Agent Doesn’t Cancel In-Flight Requests When User Aborts

Symptom

User hits Stop — agent keeps processing for 30+ more seconds, billing tokens
User navigates away — background database writes from the aborted request still execute
Rate limit quota consumed by in-flight requests that the user already cancelled
Agent spawns subtasks; user abort cancels the parent but orphaned subtasks run to completion
Server logs show completed agent runs for sessions that were closed minutes earlier
Long-running tool calls (web scraping, file processing) continue after abort

Root Cause

Agent loops typically run as fire-and-forget coroutines or threads. When the HTTP connection closes, the framework signals cancellation at the transport layer, but this signal doesn’t propagate into the agent’s internal async tasks or thread pool workers. Without explicit cancellation handling at each await point and tool call, the agent runs to completion regardless of whether anyone is waiting for the result. The fix is to use asyncio.CancelledError / cancellation tokens to propagate abort signals through the entire call chain.

Fix

Option 1: asyncio cancellation — cancel the agent task when request is aborted

import anthropic
import asyncio
import logging
from contextlib import asynccontextmanager

logger = logging.getLogger(__name__)
client = anthropic.AsyncAnthropic()

class CancellableAgentRunner:
    """
    Runs the agent as a cancellable asyncio.Task.
    When the caller cancels the task, in-flight LLM calls and tool executions
    are cleanly cancelled via asyncio's cooperative cancellation protocol.
    """

    def __init__(self):
        self._active_tasks: dict[str, asyncio.Task] = {}

    async def run(self, session_id: str, user_message: str, tools: list[dict], tool_handler) -> str:
        """
        Run agent; store the task so it can be cancelled externally.
        """
        task = asyncio.create_task(
            self._agent_loop(user_message, tools, tool_handler),
            name=f"agent-{session_id}"
        )
        self._active_tasks[session_id] = task
        try:
            result = await task
            return result
        except asyncio.CancelledError:
            logger.info(f"Agent task {session_id} was cancelled cleanly")
            raise
        finally:
            self._active_tasks.pop(session_id, None)
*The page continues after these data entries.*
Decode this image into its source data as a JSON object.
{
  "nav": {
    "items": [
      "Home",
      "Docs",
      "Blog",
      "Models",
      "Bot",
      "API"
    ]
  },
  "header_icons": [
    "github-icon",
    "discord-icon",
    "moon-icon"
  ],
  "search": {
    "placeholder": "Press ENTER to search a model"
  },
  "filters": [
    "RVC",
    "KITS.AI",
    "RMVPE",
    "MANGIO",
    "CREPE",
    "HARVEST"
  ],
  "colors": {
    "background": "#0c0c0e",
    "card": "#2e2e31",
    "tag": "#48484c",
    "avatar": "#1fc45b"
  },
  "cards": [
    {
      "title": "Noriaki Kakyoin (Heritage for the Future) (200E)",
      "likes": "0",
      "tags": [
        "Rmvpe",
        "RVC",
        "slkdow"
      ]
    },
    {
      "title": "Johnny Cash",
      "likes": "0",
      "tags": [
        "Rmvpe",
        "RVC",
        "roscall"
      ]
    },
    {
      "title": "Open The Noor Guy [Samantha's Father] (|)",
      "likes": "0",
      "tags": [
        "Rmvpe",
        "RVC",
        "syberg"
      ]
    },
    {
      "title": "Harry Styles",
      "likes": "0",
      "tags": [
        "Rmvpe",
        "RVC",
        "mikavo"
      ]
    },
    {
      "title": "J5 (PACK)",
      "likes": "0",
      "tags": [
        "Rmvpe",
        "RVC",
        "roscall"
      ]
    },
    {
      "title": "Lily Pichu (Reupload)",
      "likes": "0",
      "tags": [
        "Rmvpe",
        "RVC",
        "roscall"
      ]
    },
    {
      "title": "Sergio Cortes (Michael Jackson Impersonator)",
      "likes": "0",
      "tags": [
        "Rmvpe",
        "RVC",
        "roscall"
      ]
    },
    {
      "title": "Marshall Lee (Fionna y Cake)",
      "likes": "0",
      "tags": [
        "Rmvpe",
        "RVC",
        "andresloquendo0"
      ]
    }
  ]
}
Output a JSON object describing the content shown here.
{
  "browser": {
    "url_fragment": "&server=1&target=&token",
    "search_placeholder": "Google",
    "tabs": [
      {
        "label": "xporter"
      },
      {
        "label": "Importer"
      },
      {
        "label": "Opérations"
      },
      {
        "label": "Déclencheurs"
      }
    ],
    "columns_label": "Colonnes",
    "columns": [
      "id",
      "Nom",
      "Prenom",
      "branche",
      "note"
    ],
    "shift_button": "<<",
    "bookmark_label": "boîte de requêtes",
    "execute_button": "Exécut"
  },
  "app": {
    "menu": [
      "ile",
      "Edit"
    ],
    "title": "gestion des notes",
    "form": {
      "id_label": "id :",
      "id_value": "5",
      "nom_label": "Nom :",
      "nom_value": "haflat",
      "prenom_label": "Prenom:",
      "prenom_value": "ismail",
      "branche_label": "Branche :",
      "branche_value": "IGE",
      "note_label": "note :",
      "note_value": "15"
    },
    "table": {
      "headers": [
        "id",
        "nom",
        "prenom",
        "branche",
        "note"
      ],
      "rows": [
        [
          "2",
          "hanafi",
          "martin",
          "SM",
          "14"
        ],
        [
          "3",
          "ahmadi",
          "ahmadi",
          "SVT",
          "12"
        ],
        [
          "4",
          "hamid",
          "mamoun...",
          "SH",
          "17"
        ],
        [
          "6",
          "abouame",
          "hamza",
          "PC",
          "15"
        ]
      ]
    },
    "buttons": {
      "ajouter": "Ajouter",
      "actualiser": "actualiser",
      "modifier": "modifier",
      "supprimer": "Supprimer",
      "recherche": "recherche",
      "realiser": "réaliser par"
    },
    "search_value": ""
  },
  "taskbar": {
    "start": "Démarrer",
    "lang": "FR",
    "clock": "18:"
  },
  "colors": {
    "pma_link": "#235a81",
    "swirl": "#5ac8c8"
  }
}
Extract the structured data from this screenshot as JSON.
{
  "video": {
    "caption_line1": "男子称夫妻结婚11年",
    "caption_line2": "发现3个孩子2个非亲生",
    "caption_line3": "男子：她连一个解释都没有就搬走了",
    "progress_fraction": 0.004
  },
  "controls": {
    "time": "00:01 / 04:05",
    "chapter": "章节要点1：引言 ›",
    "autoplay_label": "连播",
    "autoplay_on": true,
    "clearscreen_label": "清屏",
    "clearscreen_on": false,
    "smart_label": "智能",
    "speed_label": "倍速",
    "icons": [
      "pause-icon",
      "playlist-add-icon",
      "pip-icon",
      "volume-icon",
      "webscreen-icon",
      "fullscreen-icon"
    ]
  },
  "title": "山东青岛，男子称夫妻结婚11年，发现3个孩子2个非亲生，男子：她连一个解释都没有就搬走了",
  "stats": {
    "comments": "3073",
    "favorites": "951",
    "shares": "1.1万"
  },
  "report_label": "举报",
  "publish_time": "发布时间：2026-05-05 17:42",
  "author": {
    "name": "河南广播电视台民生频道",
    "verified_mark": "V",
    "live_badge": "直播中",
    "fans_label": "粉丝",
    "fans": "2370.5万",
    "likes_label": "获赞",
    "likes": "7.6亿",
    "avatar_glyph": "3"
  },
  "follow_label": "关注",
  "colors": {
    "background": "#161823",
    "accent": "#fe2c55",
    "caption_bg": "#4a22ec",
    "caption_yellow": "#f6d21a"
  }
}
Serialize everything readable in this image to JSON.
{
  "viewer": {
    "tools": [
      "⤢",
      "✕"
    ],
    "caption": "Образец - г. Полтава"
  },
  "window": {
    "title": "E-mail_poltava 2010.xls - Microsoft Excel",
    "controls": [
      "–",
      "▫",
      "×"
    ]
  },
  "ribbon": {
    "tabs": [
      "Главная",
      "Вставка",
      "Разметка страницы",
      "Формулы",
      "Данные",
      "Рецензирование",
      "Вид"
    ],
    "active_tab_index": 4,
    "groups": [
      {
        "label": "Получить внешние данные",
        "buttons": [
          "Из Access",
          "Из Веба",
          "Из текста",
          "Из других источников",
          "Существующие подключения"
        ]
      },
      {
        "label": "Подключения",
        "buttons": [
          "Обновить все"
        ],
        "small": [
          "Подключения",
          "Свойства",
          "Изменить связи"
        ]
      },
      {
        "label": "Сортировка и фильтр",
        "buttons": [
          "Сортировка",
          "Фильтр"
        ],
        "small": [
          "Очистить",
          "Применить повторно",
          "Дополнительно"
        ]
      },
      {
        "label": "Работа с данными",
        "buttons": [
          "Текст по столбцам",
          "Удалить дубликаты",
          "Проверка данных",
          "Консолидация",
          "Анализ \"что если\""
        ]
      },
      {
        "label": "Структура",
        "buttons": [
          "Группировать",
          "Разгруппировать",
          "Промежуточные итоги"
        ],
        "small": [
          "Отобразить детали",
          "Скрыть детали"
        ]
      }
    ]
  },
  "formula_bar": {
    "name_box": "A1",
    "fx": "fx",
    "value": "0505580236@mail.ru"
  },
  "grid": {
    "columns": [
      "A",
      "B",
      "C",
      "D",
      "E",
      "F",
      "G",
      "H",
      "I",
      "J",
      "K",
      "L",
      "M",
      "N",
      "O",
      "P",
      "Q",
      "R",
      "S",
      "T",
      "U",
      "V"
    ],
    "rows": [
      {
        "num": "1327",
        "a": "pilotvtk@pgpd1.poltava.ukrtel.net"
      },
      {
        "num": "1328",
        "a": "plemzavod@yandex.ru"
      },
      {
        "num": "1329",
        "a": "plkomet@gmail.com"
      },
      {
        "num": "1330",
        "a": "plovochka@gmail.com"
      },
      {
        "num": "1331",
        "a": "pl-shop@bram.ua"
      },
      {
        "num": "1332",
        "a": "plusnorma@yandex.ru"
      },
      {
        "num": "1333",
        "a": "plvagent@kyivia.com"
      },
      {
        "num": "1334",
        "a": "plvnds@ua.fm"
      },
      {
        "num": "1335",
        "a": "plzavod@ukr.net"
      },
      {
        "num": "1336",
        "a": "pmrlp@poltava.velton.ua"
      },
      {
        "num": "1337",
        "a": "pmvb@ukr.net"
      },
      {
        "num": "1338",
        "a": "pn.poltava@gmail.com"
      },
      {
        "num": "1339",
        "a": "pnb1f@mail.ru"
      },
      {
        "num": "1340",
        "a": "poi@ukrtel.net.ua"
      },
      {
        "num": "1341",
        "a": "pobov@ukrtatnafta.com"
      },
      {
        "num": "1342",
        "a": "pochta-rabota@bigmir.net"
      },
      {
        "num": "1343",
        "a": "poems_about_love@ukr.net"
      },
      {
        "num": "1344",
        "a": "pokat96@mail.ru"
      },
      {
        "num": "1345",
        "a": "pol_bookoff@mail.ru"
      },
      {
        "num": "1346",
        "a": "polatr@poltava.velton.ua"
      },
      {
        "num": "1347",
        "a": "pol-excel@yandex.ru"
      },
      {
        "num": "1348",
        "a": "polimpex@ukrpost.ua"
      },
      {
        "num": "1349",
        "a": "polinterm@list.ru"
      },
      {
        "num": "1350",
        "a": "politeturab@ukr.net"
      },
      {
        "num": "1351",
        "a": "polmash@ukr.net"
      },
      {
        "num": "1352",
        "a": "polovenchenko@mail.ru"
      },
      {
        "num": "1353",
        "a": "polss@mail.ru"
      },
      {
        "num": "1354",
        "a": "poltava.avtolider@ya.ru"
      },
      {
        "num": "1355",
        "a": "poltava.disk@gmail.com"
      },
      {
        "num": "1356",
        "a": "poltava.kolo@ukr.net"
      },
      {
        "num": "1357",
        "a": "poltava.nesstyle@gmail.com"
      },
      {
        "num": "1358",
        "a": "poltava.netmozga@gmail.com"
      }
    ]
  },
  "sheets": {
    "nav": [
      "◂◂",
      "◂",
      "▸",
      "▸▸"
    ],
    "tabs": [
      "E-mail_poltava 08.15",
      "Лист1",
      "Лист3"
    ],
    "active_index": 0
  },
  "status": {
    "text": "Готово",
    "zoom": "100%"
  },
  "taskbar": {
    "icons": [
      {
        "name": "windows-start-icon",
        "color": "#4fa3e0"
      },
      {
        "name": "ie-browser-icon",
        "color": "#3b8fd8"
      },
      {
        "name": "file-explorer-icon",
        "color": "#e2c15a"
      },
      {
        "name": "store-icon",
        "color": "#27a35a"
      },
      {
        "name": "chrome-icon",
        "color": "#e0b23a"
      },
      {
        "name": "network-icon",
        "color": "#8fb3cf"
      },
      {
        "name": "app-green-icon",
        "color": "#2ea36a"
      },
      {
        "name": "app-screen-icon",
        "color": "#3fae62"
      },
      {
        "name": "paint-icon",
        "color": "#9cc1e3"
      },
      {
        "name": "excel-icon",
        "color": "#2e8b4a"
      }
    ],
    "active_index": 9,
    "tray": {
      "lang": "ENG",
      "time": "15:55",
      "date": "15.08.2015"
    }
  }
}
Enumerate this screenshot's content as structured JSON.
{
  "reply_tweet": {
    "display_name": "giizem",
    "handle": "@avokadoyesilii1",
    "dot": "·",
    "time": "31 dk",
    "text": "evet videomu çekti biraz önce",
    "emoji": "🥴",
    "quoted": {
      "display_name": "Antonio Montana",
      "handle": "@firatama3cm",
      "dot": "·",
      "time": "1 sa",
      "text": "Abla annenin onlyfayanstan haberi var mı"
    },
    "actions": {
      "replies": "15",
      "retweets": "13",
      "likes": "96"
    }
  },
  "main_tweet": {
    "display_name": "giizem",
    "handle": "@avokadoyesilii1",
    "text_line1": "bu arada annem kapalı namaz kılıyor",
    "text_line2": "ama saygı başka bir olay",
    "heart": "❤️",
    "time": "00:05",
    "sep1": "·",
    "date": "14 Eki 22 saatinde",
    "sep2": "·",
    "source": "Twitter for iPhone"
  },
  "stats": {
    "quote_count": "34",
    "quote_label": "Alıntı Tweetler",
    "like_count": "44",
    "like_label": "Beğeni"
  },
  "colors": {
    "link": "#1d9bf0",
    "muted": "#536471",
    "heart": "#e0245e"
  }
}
    def cancel(self, session_id: str) -> bool:
        """Cancel an in-flight agent run by session ID."""
        task = self._active_tasks.get(session_id)
        if task and not task.done():
            task.cancel()
            logger.info(f"Cancellation requested for session {session_id}")
            return True
        return False

    async def _agent_loop(self, user_message: str, tools: list[dict], tool_handler) -> str:
        messages = [{"role": "user", "content": user_message}]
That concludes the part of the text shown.